More than 400 common disinfectants currently in use could be made safer for people and the environment and could better fight the COVID-19 virus with the simple application of UVC light, according to a new study from the University of Waterloo.
Benzalkonium chloride (BAK) is the most common active ingredient in many disinfectants routinely used in hospitals, households and food processing plants to protect against a wide range of viruses and bacteria – including all strains of SARS-CoV-2, the coronavirus that causes COVID-19 – but its toxicity means it cannot be used in high concentrations. It also means that products containing BAK are harmful to humans and the environment.

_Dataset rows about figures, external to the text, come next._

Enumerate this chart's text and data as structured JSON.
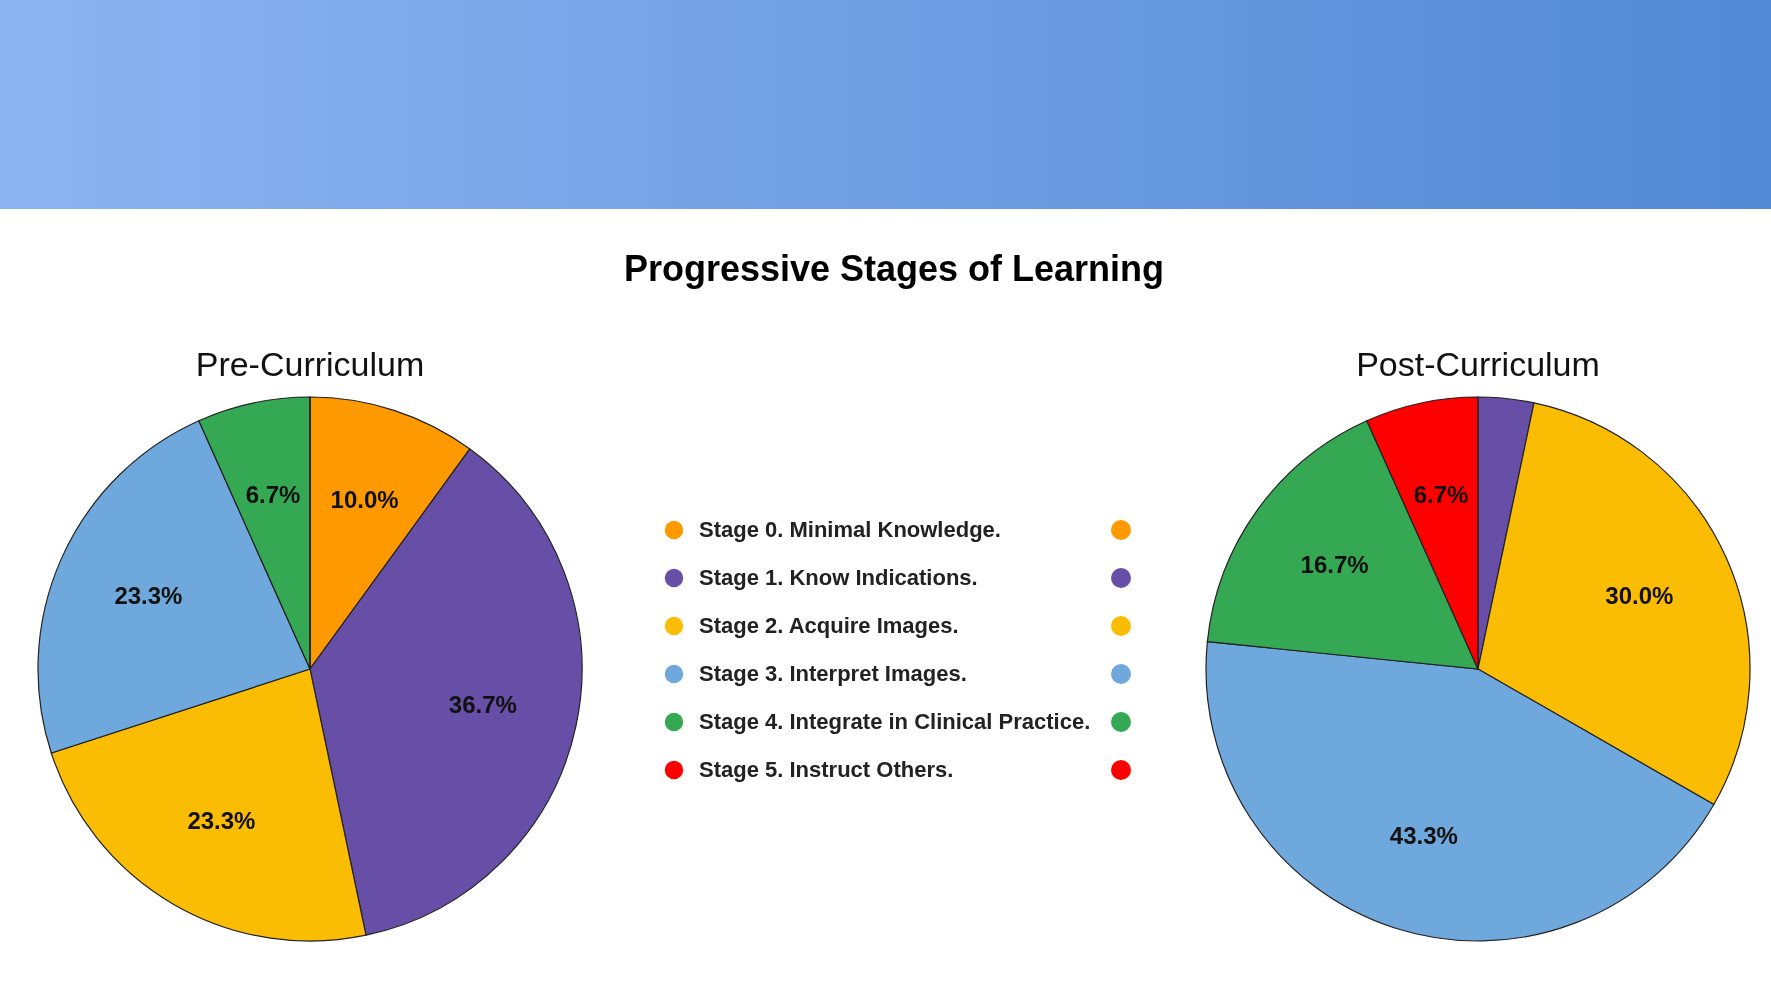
{
  "chart_data": [
    {
      "type": "other",
      "title": "Progressive Stages of Learning"
    },
    {
      "type": "pie",
      "title": "Pre-Curriculum",
      "legend": "right",
      "categories": [
        "Stage 0. Minimal Knowledge.",
        "Stage 1. Know Indications.",
        "Stage 2. Acquire Images.",
        "Stage 3. Interpret Images.",
        "Stage 4. Integrate in Clinical Practice.",
        "Stage 5. Instruct Others."
      ],
      "values": [
        10.0,
        36.7,
        23.3,
        23.3,
        6.7,
        0
      ],
      "value_labels": [
        "10.0%",
        "36.7%",
        "23.3%",
        "23.3%",
        "6.7%",
        null
      ],
      "colors": [
        "#ff9900",
        "#674ea7",
        "#fbbc04",
        "#6fa8dc",
        "#34a853",
        "#ff0000"
      ]
    },
    {
      "type": "pie",
      "title": "Post-Curriculum",
      "categories": [
        null,
        null,
        null,
        null,
        null,
        null
      ],
      "values": [
        0,
        3.3,
        30.0,
        43.3,
        16.7,
        6.7
      ],
      "value_labels": [
        null,
        null,
        "30.0%",
        "43.3%",
        "16.7%",
        "6.7%"
      ],
      "colors": [
        "#ff9900",
        "#674ea7",
        "#fbbc04",
        "#6fa8dc",
        "#34a853",
        "#ff0000"
      ]
    }
  ]
}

Waterloo researchers found that the chemical’s toxicity could be fully neutralized using ultraviolet light (UVC) when tested in cultured human corneal cells.
“Our results show that a disinfection procedure using BAK followed by UVC radiation can minimize the harmful effect of BAK residues on humans and the environment,” said Dr. David McCanna of the Department of Optometry and Waterloo vision science. “Such a procedure also has great potential to maximize the effectiveness of disinfection using two different antimicrobial mechanisms.
“As the pandemic continues, our findings are particularly important as they provide another method to make our hospitals, food, homes and environment safer.”
Although it is an important ingredient for the effectiveness of a disinfectant, BAK is a severe irritant to human skin and eyes. The high toxicity of the chemical limits the ability to use products with high concentrations of BAK to better protect against harmful viruses and bacteria. High levels of BAK residues are also harmful to the environment, being particularly toxic to fish, aquatic invertebrates and birds.
After exposing a solution of BAK to UV-C germicidal lamps, they applied the solution to cultured human corneal cells for five minutes and analyzed the metabolic activity and viability of the cells. BAK solutions were completely neutralized by UVC because the solutions no longer damaged cultured human corneal epithelial cells.
“Due to concerns about the spread of COVID-19, people are using products containing BAK as an active ingredient more than ever before,” said former Waterloo student and lead author Dr Manlong Xu, currently a clinical researcher at the department of the University of Alberta. of ophthalmology and visual sciences.
“For many industries, there is a demand to improve the efficiency of standard disinfection procedures, while keeping in mind any potential negative impact on the environment.”
The Neutralization of Eye and Skin Irritating Benzalkonium Chloride Using UVC Light Study, authored by Dr McCanna of Waterloo Faculty of Science and Dr Jacob Sivak and Dr Xu was recently published in the review Skin and eye toxicology.